Its almost as if a giant scrub brush came along and scraped the beach areas completely clean and dumped everything inland. You can see the strength of the water in the below pictures showing massive boats that were carried several kilometers inland. What is remarkable is the fact that you would hardly know that the tsunami ever happened now. The ruins have been cleared away and most of the city rebuilt. The only giveaway is the row upon row of identical freshly constructed homes lining the flats near the beach. The hundreds of millions of dollars of aid money that poured into Banda Aceh helped to reconstruct many of the homes that were demolished.

Sunday, September 7, 2008


I'm alone in the house this weekend as Geraldine went to Sabang, an island off the coast, for the weekend. With the incessant Koran-reading going on all night I haven't been sleeping well, and a wee bit nervous about being alone in this huge house all by myself. So when a sound like a horse running across the roof and then someone walking around the back yard happened in the middle of the night, I was freaked out. I got up, turned on all the lights and looked around, thinking there was someone in the yard or on the roof. when it stopped i went back to sleep.

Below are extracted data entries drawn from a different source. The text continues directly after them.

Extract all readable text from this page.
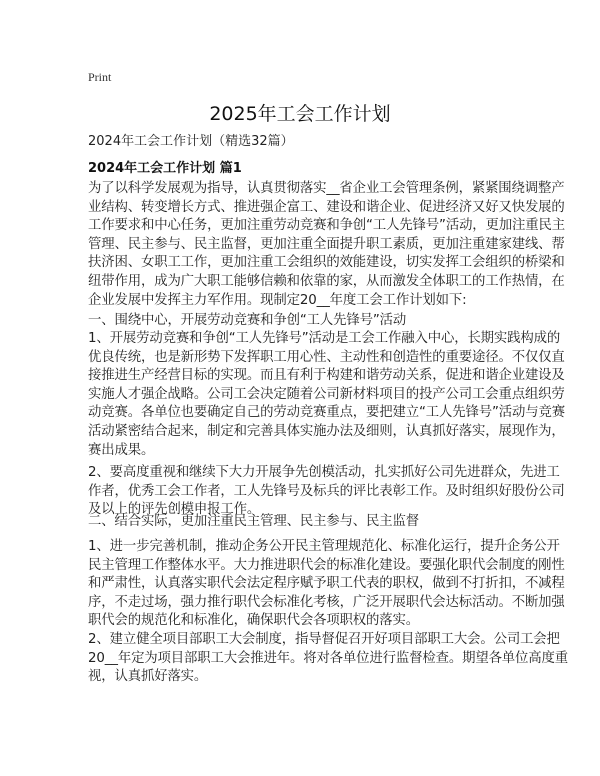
Print
2025年工会工作计划
2024年工会工作计划（精选32篇）
2024年工会工作计划 篇1
为了以科学发展观为指导，认真贯彻落实__省企业工会管理条例，紧紧围绕调整产
业结构、转变增长方式、推进强企富工、建设和谐企业、促进经济又好又快发展的
工作要求和中心任务，更加注重劳动竞赛和争创“工人先锋号”活动，更加注重民主
管理、民主参与、民主监督，更加注重全面提升职工素质，更加注重建家建线、帮
扶济困、女职工工作，更加注重工会组织的效能建设，切实发挥工会组织的桥梁和
纽带作用，成为广大职工能够信赖和依靠的家，从而激发全体职工的工作热情，在
企业发展中发挥主力军作用。现制定20__年度工会工作计划如下:
一、围绕中心，开展劳动竞赛和争创“工人先锋号”活动
1、开展劳动竞赛和争创“工人先锋号”活动是工会工作融入中心，长期实践构成的
优良传统，也是新形势下发挥职工用心性、主动性和创造性的重要途径。不仅仅直
接推进生产经营目标的实现。而且有利于构建和谐劳动关系，促进和谐企业建设及
实施人才强企战略。公司工会决定随着公司新材料项目的投产公司工会重点组织劳
动竞赛。各单位也要确定自己的劳动竞赛重点，要把建立“工人先锋号”活动与竞赛
活动紧密结合起来，制定和完善具体实施办法及细则，认真抓好落实，展现作为，
赛出成果。
2、要高度重视和继续下大力开展争先创模活动，扎实抓好公司先进群众，先进工
作者，优秀工会工作者，工人先锋号及标兵的评比表彰工作。及时组织好股份公司
及以上的评先创模申报工作。
二、结合实际，更加注重民主管理、民主参与、民主监督
1、进一步完善机制，推动企务公开民主管理规范化、标准化运行，提升企务公开
民主管理工作整体水平。大力推进职代会的标准化建设。要强化职代会制度的刚性
和严肃性，认真落实职代会法定程序赋予职工代表的职权，做到不打折扣，不减程
序，不走过场，强力推行职代会标准化考核，广泛开展职代会达标活动。不断加强
职代会的规范化和标准化，确保职代会各项职权的落实。
2、建立健全项目部职工大会制度，指导督促召开好项目部职工大会。公司工会把
20__年定为项目部职工大会推进年。将对各单位进行监督检查。期望各单位高度重
视，认真抓好落实。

I was in the kitchen and heard the same clattering on the roof and in the yard so went out in the back yard and had a look. Couldn't see anything, so i went upstairs and looked out the window at the tree, and there was a great big animal!! I grabbed the flashlight and had a closer look, it looked like a cross between a cat and an opossum, but was much bigger than either of these, i'd say around 40lb. I looked it up on the internet and here is a picture:

much cuter than american possums!!

Monday, September 1, 2008


Ramadan started today, well, actually yesterday...night. Here is a brief description of Ramadan:

Ramadan (Arabic: رمضان, Ramaḍān) is a Muslim religious observance that takes place during the ninth month of the Islamic calendar, believed to be the month in which the Qur'an was revealed to Angel Gabriel which later was revealed to Prophet Muhammad. It is the Islamic month of fasting, in which Muslims don't eat or drink anything from dawn until sunset. Fasting is meant to teach the person patience and humility. Ramadan is a time to fast for the sake of God, and to offer even more prayer than usual. Also, asking forgiveness for the sins of the past, asking for guidance in the future, and asking for help with refraining from every day evils and try to purify oneself through self-restraint and good deeds is involved in Ramadan.

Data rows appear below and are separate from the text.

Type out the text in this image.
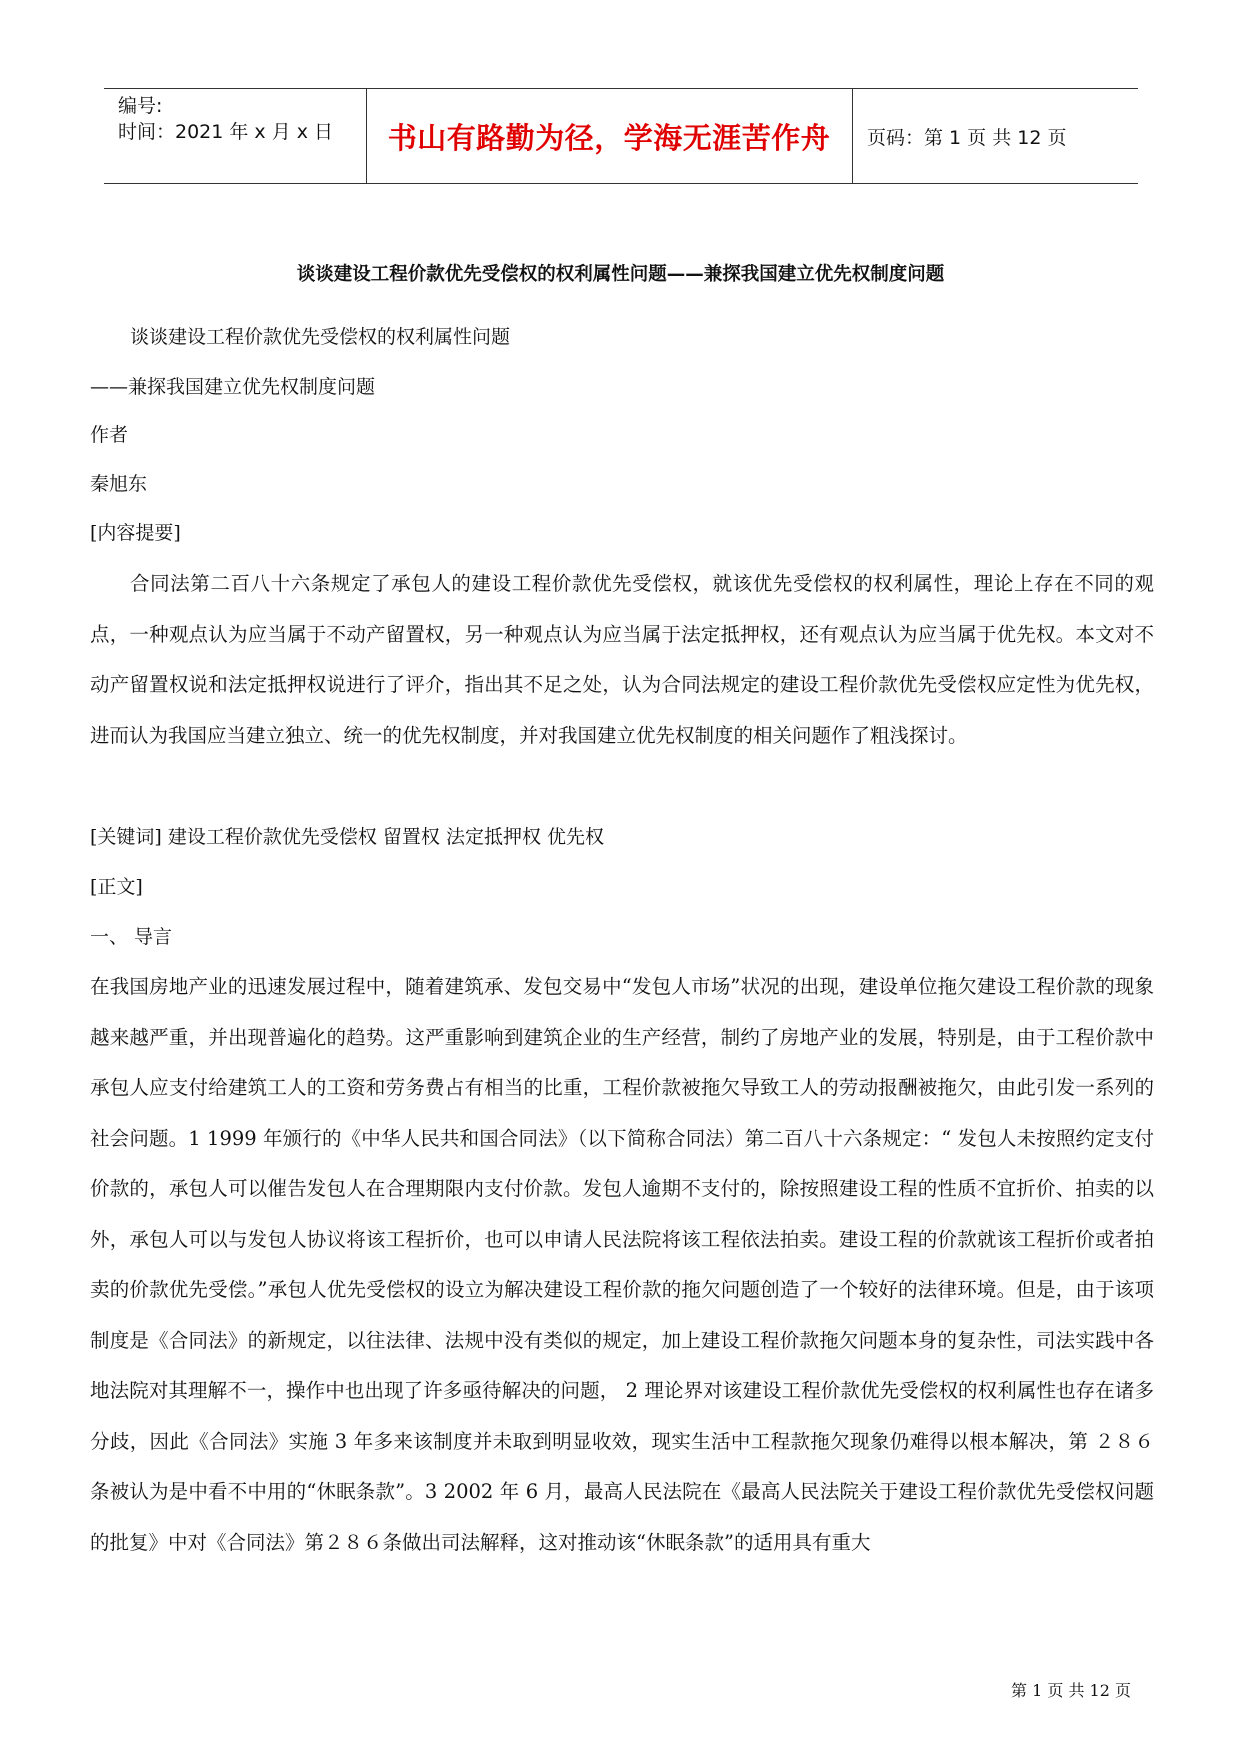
编号:
时间：2021 年 x 月 x 日 书山有路勤为径，学海无涯苦作舟 页码：第 1 页 共 12 页
谈谈建设工程价款优先受偿权的权利属性问题——兼探我国建立优先权制度问题
谈谈建设工程价款优先受偿权的权利属性问题
——兼探我国建立优先权制度问题
作者
秦旭东
[内容提要]
合同法第二百八十六条规定了承包人的建设工程价款优先受偿权，就该优先受偿权的权利属性，理论上存在不同的观点，一种观点认为应当属于不动产留置权，另一种观点认为应当属于法定抵押权，还有观点认为应当属于优先权。本文对不动产留置权说和法定抵押权说进行了评介，指出其不足之处，认为合同法规定的建设工程价款优先受偿权应定性为优先权，进而认为我国应当建立独立、统一的优先权制度，并对我国建立优先权制度的相关问题作了粗浅探讨。
[关键词] 建设工程价款优先受偿权 留置权 法定抵押权 优先权
[正文]
一、 导言
在我国房地产业的迅速发展过程中，随着建筑承、发包交易中“发包人市场”状况的出现，建设单位拖欠建设工程价款的现象越来越严重，并出现普遍化的趋势。这严重影响到建筑企业的生产经营，制约了房地产业的发展，特别是，由于工程价款中承包人应支付给建筑工人的工资和劳务费占有相当的比重，工程价款被拖欠导致工人的劳动报酬被拖欠，由此引发一系列的社会问题。1 1999 年颁行的《中华人民共和国合同法》（以下简称合同法）第二百八十六条规定：“ 发包人未按照约定支付价款的，承包人可以催告发包人在合理期限内支付价款。发包人逾期不支付的，除按照建设工程的性质不宜折价、拍卖的以外，承包人可以与发包人协议将该工程折价，也可以申请人民法院将该工程依法拍卖。建设工程的价款就该工程折价或者拍卖的价款优先受偿。”承包人优先受偿权的设立为解决建设工程价款的拖欠问题创造了一个较好的法律环境。但是，由于该项制度是《合同法》的新规定，以往法律、法规中没有类似的规定，加上建设工程价款拖欠问题本身的复杂性，司法实践中各地法院对其理解不一，操作中也出现了许多亟待解决的问题， 2 理论界对该建设工程价款优先受偿权的权利属性也存在诸多分歧，因此《合同法》实施 3 年多来该制度并未取到明显收效，现实生活中工程款拖欠现象仍难得以根本解决，第 ２８６条被认为是中看不中用的“休眠条款”。3 2002 年 6 月，最高人民法院在《最高人民法院关于建设工程价款优先受偿权问题的批复》中对《合同法》第２８６条做出司法解释，这对推动该“休眠条款”的适用具有重大
第 1 页 共 12 页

Muslims pray five times a day, and there is a call to prayer at each of these times, broadcast from mosques with varying loudness and intensity. Its actually a beautiful sound, the Imam (holy man/priest) calling the faithful to prayer. Click here to listen:

During Ramadan, people read and recite the entire Koran. I didn't realize, however, that some mosques broadcast this recital over the loudspeaker and it lasts all night long! We have a mosque near our house and the reading (in much the same musical voice as the call to prayer) started at sundown and went on till sunup. Despite ear plugs It was so loud that I couldn't sleep. Not to be disrespectful, but this is going to be a long month!